A few months before leaving office, Nicos Anastasiades toured the country opening new projects, laying foundation stones and making speeches about his government’s contribution to different towns and communities. This was not the only thing he did to establish his legacy. He also asked Disy to publicly defend his government’s achievements when these were questioned, attacked or disparaged by his political foes. Sometimes, he did this himself, unable to tolerate the ingratitude he was shown by some.

In fairness, in his first term he successfully navigated the country through the difficult waters of the bailout, a collapse of the economy and the banking sector and an assistance programme, laying the foundations for recovery that arrived sooner than it was reasonable to expect. Apart from spurning the best opportunity for a settlement of the Cyprus problem, his legacy will also be tarnished by several major scandals that have been exposed after he left office and the Christodoulides government must now deal with.

After the report of the audit office about the host of illegalities that allowed the operation of the fish farm in Trimiklini, to which the authorities turned a blind eye for years, a new scandal surfaced on Friday. The audit office released a 150-page report about the contract for the creation of an LNG terminal at Vassiliko, which should have been completed two years ago, but is still nowhere near completion. The report described the overall management of the project as “tragic”, estimating that so far it had cost the taxpayer €542 million excluding VAT.

The contract was signed in December 2019 and the contractor has so far submitted four delivery timetables – September 2022, July 2023, October 2023, July 2024 – with serious doubts in government circles that the project will be completed in July, as the vessel that would convert the LNG and pump gas to power stations is still in dry dock in Shanghai. An additional €25 million, meanwhile, was paid to the contractor for increased costs after he threatened to quit although, according to the audit office, there was no such provision in the contract, while no compensation was sought by Etyfa (the Defa subsidiary in charge of the project) for the delays.

Best practices were not followed in procedures for awarding the project, with all bidders apart from the winning consortium excluded from the evaluation stage of the tenders, the report said. That the only tenderer at the final stage was a consortium led by a company that had never undertaken such a project was astonishing and an explanation for the long delays. The audit office said it intended to report the Republic to the European Public Prosecutor’s Office as the EU provided part of the project’s funding.

Meanwhile last month the government pulled the plug on another project that was sanctioned by Anastasiades personally and proved an unmitigated disaster – the waste treatment plant in Pentakomo. In December the government wrote to companies running the plant ordering them to vacate the premises in 14 days. The companies had no past experience in waste treatment but were given the contract, against the advice of the EU, because they made the lowest bid. The plant was created so the Limassol district would stop using landfills for household waste, as per EU directives. The treated waste, however, is still being buried because the secondary fuel the plant produces is so poor there are no takers, even for free.

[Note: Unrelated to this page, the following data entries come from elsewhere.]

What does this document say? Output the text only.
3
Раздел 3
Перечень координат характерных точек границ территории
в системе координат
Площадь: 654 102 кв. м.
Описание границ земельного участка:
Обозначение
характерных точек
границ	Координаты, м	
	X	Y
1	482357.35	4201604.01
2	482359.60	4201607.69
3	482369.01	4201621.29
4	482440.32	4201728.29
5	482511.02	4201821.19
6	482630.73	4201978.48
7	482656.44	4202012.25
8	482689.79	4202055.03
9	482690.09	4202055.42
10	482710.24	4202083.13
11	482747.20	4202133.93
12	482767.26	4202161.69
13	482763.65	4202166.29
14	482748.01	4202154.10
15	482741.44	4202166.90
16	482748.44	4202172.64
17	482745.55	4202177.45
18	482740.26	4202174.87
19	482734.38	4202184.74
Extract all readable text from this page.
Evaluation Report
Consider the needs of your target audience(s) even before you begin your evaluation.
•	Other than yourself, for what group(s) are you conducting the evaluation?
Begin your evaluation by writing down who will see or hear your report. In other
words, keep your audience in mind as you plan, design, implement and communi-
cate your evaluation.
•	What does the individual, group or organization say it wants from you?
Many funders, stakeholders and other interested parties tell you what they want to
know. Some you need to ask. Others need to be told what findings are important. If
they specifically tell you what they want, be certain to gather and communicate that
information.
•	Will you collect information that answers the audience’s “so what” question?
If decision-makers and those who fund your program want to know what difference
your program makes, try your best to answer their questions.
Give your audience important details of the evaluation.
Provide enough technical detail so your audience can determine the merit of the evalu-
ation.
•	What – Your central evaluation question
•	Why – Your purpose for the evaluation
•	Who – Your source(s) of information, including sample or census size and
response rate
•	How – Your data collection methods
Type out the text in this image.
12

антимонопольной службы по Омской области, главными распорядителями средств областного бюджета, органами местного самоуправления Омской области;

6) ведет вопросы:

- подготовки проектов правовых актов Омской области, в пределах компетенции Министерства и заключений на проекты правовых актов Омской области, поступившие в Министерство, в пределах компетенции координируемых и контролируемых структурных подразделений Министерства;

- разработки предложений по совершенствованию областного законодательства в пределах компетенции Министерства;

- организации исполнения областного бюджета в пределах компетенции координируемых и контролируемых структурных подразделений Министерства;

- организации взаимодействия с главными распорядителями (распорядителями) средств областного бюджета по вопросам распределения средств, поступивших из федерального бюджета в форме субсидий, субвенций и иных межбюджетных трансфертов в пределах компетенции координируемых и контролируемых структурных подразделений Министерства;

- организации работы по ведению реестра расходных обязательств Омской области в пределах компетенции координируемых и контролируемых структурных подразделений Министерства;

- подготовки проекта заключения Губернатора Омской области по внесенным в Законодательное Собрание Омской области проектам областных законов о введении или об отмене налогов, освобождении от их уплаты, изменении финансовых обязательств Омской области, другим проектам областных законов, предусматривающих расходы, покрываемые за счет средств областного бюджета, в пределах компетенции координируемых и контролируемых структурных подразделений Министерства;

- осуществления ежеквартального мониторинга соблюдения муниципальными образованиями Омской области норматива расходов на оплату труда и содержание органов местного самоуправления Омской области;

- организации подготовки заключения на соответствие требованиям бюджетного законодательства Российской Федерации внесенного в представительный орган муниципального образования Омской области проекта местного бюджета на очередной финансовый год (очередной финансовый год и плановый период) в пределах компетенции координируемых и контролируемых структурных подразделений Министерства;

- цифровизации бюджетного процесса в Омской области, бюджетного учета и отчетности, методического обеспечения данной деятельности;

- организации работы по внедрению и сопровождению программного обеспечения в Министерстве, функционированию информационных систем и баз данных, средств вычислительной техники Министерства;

As this project was also funded by the EU, the risk now is that Brussels could demand the return of its grant as the results for which it was given were never delivered. Should the audit office not be investigating this scandal, which could cost the taxpayer in excess of €100m if the EU seeks the return of its grant? For some reason, this scandal has been completely ignored by the audit office, for no obvious reason.

If the audit office is not interested in looking into the matter, the government must order an in-depth investigation of the Pentakomo fiasco (an enquiry carried out by the Anastasiades government was a whitewash) to establish who was responsible. As in the case of the fish farm and the LNG terminal, officials signed off on these costly blunders. They may have had orders from above, but the public has a right to know because it is the taxpayer that is picking up the bill for these dubious government decisions. In the case of the fish farm, local communities have suffered the consequences of the state-blessed illegalities.

All these costly failures are the legacy of Nicos Anastasiades, and people need to know how involved the former president was in the decision-making that was rarely in the public interest. President Nikos Christodoulides, to his credit, did not allow the Pentakomo fiasco to continue, as his predecessor had done. Now he must take the next step of establishing who was responsible and show that there is no impunity for those who put other interests above those of the public. There is no other way of stopping the abuses of power that cost the taxpayer so much.